In the short-term though, the answer is “yes.” No one likes hearing about these types of events. Colloquially speaking, they’re a real bummer. And on a week when the market was running on yet another central bank sugar high, the events in France were just as good an excuse as any for everyone to step back and take a breather headed into the weekend.

Still, European stocks managed to close largely mixed. The DAX, for instance, was basically flat on the session. Similarly, US equities were holding up reasonably well through midday, all things considered.

The takeaway for investors and traders though, is that geopolitics matter. A lot. One terrorist attack doesn’t have a snowball’s chance in hell of making a serious dent in the risk-on mood when Ben Bernanke just loosened the collar, ducked into a Tokyo phone booth, and emerged in true Atlantic “hero” super garb…

...BUT, the thing you need to understand is that these geopolitical tragedies influence politics. And politicians set policy. And policies affect markets.

The more uncertain the world becomes, the more momentum populist candidates and their nationalist agendas enjoy. We’re not here to pontificate on whether that’s a good or a bad thing from a political perspective (you can decide that for yourself at the ballot box) but what we can say with something that approximates absolute certainty, is that there’s nothing absolutely certain about the future of global growth and trade if the generally protectionist-oriented platforms of nationalist candidates and parties sway voters.

Consider how Citi summed up everything said above earlier this month:

“The problems investors face are those we have referred to many times: markets being driven more by momentum than by value, and most negatives being extremely long-term in nature (the need for deleveraging; political trends towards deglobalization; a steady erosion of confidence in central banks). Against these, the combination of UK political fudge (and perhaps Italian tiramisu), a lack of near-term catalysts, and overwhelming central bank liquidity risks proving overwhelming – albeit only temporarily.”

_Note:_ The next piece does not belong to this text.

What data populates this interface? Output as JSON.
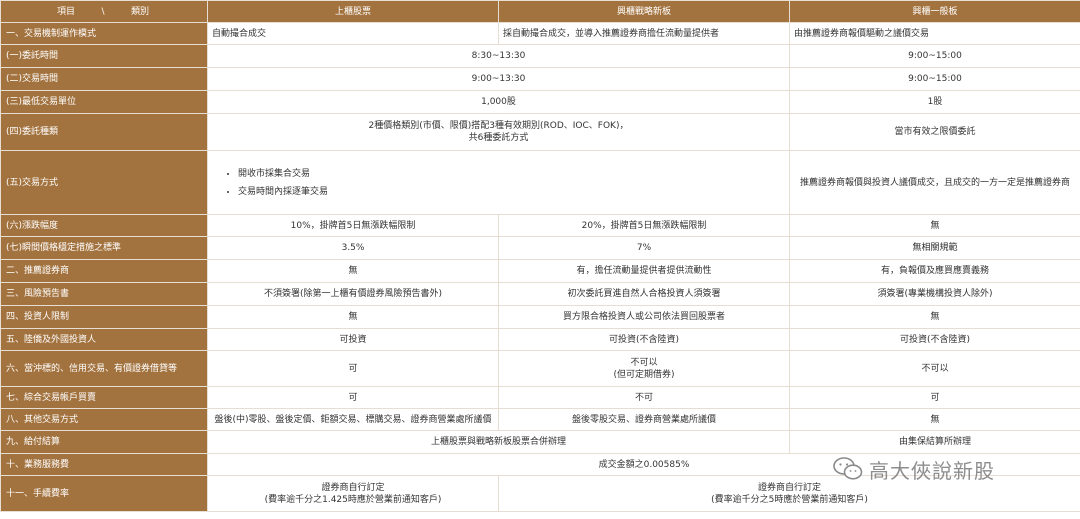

Here’s what they mean by “overwhelming central bank liquidity”:

(Chart: Citi)

But once again, the long-term risk to sentiment that the increasingly uncertain geopolitical backdrop presents is something to keep in the back of your mind as you trade the short-term euphoria. Just how euphoric have things gotten since Brexit? Well, let’s look at flows. Here’s BofAML:

“Full risk-on in fund flows. The flows to stocks are finally catching up to the rally in equity prices with a $13.08bn inflow to US fund and ETFs – the largest inflow since September of last year – and up from a small $0.75bn outflow in the prior week. At the same time inflows to bonds remained robust at $6.89bn, down a bit from $7.95bn purchased the week before. Within fixed income, however, flows shifted markedly towards riskier assets, including high yield, EM and leveraged loans, and away from high grade, government bonds and munis.”

(Charts: BofAML)

So there’s some food for thought on the day after another indiscriminate attack on civilized society. We’ll close with the latest from Bloomberg’s Richard Breslow, a former FX trader and fund manager:

“If you’re involved in liquid markets, the current environment is no time to pontificate on the big picture and hope it all works out. The volatility in prices and story-lines makes this overly risky and leaves too many opportunities on the table.”